When it was first introduced 800xA was widely seen primarily as a solution to ABB’s problem supporting the users of the dozen or more legacy DCSs it had inherited through acquisition by migrating them all to a single platform. How successful that has been can be judged from the fact that while every other DCS vendor saw ABB’s legacy sites as potential targets for their own competitive migration strategies, ABB has retained its position as the global DCS market leader. Hence Pearson’s claim that “Nobody else is as good at connecting legacy controllers into the same system,” although the cynic might have added that nobody has had quite as much practice.  

Now however, according to Laming, the huge investment ― $500 million prior to the 2004 launch, but nobody’s letting on how much more since — in System 800xA is paying off as it becomes the vehicle for ABB’s much broader integration ambitions. Moreover, he argues, that level of investment represents a huge hurdle for those vendors whose current systems were introduced earlier in the cycle and which, he believes, are now showing their age and their limitations. “What next from Emerson?” he muses, tongue in cheek. “A DeltaVx?”  

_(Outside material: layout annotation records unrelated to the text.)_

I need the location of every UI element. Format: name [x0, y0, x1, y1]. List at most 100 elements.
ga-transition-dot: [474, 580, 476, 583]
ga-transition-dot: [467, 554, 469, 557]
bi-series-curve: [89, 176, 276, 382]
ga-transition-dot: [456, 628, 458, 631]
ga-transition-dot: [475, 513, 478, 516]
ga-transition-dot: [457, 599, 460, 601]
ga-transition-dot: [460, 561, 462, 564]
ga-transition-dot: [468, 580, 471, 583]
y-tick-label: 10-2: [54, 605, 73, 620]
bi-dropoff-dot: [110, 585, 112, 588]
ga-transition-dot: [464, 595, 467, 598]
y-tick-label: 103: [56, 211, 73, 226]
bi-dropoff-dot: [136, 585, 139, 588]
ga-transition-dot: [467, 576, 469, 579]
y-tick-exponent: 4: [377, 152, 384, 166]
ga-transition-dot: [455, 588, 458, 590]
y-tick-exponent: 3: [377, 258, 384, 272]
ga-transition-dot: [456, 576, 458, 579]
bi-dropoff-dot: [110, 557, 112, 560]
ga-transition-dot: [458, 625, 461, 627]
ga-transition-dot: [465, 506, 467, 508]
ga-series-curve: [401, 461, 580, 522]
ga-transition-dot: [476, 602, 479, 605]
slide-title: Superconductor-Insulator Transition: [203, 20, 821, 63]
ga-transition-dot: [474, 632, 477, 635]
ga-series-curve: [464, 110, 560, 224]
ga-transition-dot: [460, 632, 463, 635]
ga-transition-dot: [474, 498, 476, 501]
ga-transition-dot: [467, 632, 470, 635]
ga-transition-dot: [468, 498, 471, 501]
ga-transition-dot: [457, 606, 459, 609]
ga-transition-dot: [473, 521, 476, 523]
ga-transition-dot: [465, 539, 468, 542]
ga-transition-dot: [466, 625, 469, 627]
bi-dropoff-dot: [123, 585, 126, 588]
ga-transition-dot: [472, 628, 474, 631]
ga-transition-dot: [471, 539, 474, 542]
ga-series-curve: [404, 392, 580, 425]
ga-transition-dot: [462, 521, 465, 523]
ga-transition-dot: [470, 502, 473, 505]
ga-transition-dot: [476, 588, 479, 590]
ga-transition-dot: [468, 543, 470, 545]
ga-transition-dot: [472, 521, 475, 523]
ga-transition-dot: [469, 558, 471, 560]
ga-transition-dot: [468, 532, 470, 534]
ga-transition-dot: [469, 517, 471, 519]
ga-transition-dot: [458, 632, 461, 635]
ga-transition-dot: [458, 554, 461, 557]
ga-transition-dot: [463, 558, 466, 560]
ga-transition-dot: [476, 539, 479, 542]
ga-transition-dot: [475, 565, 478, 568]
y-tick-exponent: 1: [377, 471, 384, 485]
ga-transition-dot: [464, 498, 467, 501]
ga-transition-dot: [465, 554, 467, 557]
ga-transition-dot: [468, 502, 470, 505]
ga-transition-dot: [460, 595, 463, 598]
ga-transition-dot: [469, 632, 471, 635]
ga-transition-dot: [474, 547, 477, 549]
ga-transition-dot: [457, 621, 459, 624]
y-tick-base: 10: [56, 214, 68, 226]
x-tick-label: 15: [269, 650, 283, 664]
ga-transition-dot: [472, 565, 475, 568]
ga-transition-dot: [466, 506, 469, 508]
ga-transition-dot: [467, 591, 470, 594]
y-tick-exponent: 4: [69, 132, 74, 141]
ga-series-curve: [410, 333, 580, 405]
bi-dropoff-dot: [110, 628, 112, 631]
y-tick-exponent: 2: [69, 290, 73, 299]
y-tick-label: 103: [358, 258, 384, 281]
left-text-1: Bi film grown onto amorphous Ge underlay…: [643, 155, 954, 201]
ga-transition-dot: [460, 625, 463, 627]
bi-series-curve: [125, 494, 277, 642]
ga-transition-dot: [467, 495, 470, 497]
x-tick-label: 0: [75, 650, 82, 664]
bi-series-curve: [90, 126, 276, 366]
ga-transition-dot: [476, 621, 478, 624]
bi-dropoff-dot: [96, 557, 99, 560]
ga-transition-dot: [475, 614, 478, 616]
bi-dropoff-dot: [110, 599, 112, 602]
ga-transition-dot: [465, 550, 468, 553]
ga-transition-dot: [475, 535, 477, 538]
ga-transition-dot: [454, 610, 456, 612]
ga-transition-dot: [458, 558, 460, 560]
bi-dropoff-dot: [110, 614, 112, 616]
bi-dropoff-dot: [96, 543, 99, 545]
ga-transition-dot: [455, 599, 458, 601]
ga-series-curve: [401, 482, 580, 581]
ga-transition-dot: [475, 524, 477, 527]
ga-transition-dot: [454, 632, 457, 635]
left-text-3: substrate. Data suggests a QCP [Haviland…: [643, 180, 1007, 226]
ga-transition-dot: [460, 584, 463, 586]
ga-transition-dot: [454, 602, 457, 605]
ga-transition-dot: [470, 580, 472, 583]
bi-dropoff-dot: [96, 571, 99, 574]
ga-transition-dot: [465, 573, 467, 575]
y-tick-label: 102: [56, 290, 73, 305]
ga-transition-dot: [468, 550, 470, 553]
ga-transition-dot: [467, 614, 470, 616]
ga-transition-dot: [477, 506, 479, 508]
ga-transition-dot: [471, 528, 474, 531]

The initial pretext for INSIDER’s visit to St Neots had been to delve a little deeper into the recently introduced SIL 3 version of the System 800xA HI integrated Safety Instrumented System (SIS). As safety systems consultant Roger Prew explained, both versions are unique in being based directly on the controller from the BPCS (Basic Process Control System). Even Yokogawa’s ProSafe, he claims, while looking like a Centum controller on the surface, is in fact very different under the skin. Both the SIL 2 and SIL 3 versions use a separate diverse coprocessor alongside what is effectively a standard BPCS controller, and it is this diversity which, claims Prew, makes the approach not just equivalent, but superior in terms of immunity to common mode failures to conventional TMR solutions. Moving up from SIL 2 to SIL 3 has required relatively minor changes to the hardware, together with changes to the firmware and toolset, says Prew. In effect those changes allow the Safety Manager to check every memory transaction and continually to check the I/O bus, the associated I/O having already been SIL 3 certified.  

Can existing SIL 2 systems be upgraded to SIL 3? Yes, says Prew, although the need to do so might suggest serious problems with the original safety assessment, but the update would essentially involve a change of the associated hardware and firmware and recompiling the application.  

And how has availability of the SIL 3 version affected the overall balance of the arguments for and against integrated safety solutions? The proof is to a great extent in the eating. with ABB now claiming a total of 1300 SIL 2 nodes installed and that it already has 10 installed sites for the SIL 3 version. More significantly in the long term, says Prew, is that many of the major users who were initially reluctant even to consider an integrated solution, including some of the biggest names in the Middle East, are now accepting the concept as suitable for new installations, although they are more likely to stay with TMR in legacy situations.